Foley’s attorney, Howard Jacobs, did not immediately return requests for comment from The Associated Press. Jacobs has previously said allegations of sexual misconduct against Foley are false.

In a statement, the USOPC said it had not seen the complaint and couldn’t comment on specific details but that “we take every allegation of abuse very seriously.”

“The USOPC is committed to ensuring the safety and wellbeing of Team USA athletes, and we are taking every step to identify, report, and eliminate abuse in our community,” the statement said.

It wasn’t until the Olympics in Beijing last year that allegations about Foley’s behavior and the culture on the snowboarding team started to emerge.

Allegations posted on Instagram by former team member Callan Chythlook-Sifsof — who, along with former team member Erin O’Malley, is a plaintiff along with Fletcher — led to Foley’s removal from the team, which he was still coaching when the games began.

That posting triggered more allegations in reporting by ESPN and spawned an AP report about how the case was handled between USSS and the U.S. Center for SafeSport, which is ultimately responsible for investigating cases involving sex abuse in Olympic sports.

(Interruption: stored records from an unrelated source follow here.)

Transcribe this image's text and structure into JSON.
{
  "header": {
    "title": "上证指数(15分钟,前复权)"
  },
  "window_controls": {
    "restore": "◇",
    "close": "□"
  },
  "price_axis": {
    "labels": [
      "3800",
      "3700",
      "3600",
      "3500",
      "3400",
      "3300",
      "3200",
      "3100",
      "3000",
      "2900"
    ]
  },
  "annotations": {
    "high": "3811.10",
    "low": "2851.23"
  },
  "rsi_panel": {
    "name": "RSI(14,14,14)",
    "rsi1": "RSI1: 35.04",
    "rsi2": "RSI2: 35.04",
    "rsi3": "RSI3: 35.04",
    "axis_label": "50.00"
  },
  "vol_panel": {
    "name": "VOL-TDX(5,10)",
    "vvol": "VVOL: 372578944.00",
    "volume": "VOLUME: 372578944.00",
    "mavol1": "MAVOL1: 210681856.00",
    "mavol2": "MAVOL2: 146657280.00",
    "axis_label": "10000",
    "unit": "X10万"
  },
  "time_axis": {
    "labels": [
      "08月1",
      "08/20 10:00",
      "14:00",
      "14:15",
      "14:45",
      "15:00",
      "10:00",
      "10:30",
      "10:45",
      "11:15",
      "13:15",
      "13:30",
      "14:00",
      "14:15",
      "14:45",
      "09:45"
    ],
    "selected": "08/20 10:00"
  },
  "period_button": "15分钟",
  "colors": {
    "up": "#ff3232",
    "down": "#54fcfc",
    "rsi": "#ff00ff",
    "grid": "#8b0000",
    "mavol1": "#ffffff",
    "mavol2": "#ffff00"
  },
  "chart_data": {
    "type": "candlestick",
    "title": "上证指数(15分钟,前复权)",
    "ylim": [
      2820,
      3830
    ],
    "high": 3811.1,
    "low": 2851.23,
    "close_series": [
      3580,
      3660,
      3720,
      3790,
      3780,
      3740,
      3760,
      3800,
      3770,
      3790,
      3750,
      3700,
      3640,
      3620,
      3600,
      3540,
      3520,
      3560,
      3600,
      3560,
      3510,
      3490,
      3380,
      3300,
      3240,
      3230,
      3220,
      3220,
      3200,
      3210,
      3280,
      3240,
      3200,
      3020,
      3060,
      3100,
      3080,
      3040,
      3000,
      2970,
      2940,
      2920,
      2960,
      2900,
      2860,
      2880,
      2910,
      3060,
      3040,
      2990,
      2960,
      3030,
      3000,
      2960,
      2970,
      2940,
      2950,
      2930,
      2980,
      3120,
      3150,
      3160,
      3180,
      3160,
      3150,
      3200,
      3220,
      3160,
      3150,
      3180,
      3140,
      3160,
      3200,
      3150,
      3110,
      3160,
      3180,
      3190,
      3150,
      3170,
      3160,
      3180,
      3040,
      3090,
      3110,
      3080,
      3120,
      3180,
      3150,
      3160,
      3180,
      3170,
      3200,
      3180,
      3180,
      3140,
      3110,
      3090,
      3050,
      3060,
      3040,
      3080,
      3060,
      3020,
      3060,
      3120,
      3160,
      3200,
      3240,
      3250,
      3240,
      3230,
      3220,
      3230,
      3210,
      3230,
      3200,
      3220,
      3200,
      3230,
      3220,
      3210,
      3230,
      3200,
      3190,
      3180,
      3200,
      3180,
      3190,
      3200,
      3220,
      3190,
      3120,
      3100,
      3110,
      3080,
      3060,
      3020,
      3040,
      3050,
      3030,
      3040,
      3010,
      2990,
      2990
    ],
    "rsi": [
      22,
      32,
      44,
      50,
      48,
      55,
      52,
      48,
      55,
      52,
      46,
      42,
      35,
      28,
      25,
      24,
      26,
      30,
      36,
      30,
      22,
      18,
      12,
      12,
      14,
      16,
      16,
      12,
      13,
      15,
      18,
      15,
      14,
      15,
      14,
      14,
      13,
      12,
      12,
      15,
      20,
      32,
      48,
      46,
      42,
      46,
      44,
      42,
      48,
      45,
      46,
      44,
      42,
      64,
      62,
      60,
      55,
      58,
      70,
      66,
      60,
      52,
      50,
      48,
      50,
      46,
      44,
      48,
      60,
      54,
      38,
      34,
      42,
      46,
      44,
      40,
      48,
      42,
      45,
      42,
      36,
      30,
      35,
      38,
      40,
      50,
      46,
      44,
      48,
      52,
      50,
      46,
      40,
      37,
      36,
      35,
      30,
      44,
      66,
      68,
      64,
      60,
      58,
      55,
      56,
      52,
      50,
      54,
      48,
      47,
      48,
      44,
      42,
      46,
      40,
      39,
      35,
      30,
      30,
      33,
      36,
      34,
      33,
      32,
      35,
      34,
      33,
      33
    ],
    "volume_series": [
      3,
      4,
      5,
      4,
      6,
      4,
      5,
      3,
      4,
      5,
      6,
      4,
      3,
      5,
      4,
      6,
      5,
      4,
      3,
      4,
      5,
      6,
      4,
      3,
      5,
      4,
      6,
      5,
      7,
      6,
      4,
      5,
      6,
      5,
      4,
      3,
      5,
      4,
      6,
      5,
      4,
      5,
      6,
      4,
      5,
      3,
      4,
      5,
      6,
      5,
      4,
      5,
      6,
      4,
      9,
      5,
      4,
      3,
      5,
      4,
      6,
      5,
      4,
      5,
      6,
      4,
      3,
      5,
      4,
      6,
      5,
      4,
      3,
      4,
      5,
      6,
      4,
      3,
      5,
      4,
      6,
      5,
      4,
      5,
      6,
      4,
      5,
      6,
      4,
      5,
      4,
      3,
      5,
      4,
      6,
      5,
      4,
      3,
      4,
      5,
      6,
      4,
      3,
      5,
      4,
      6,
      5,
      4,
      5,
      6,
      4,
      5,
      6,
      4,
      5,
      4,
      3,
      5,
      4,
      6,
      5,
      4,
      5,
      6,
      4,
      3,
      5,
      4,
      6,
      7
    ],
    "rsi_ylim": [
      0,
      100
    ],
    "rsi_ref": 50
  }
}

The center has had Foley on temporary suspension since March 18, 2022.

The AP typically does not identify alleged victims of sexual assault unless they have granted permission or spoken publicly, as Fletcher, Chythlook-Sifsof and O’Malley have done through a lawyer.

USSS said it was made aware of the allegations against Foley on Feb 6, 2022, and reported them to the SafeSport center.

“We are aware of the lawsuits that were filed,” USSS said in a statement. “U.S. Ski & Snowboard has not yet been served with the complaint nor has had an opportunity to fully review it. U.S. Ski & Snowboard is and will remain an organization that prioritizes the safety, health and well-being of its athletes and staff.”

The lawsuits seek unspecified damages to be determined in a jury trial.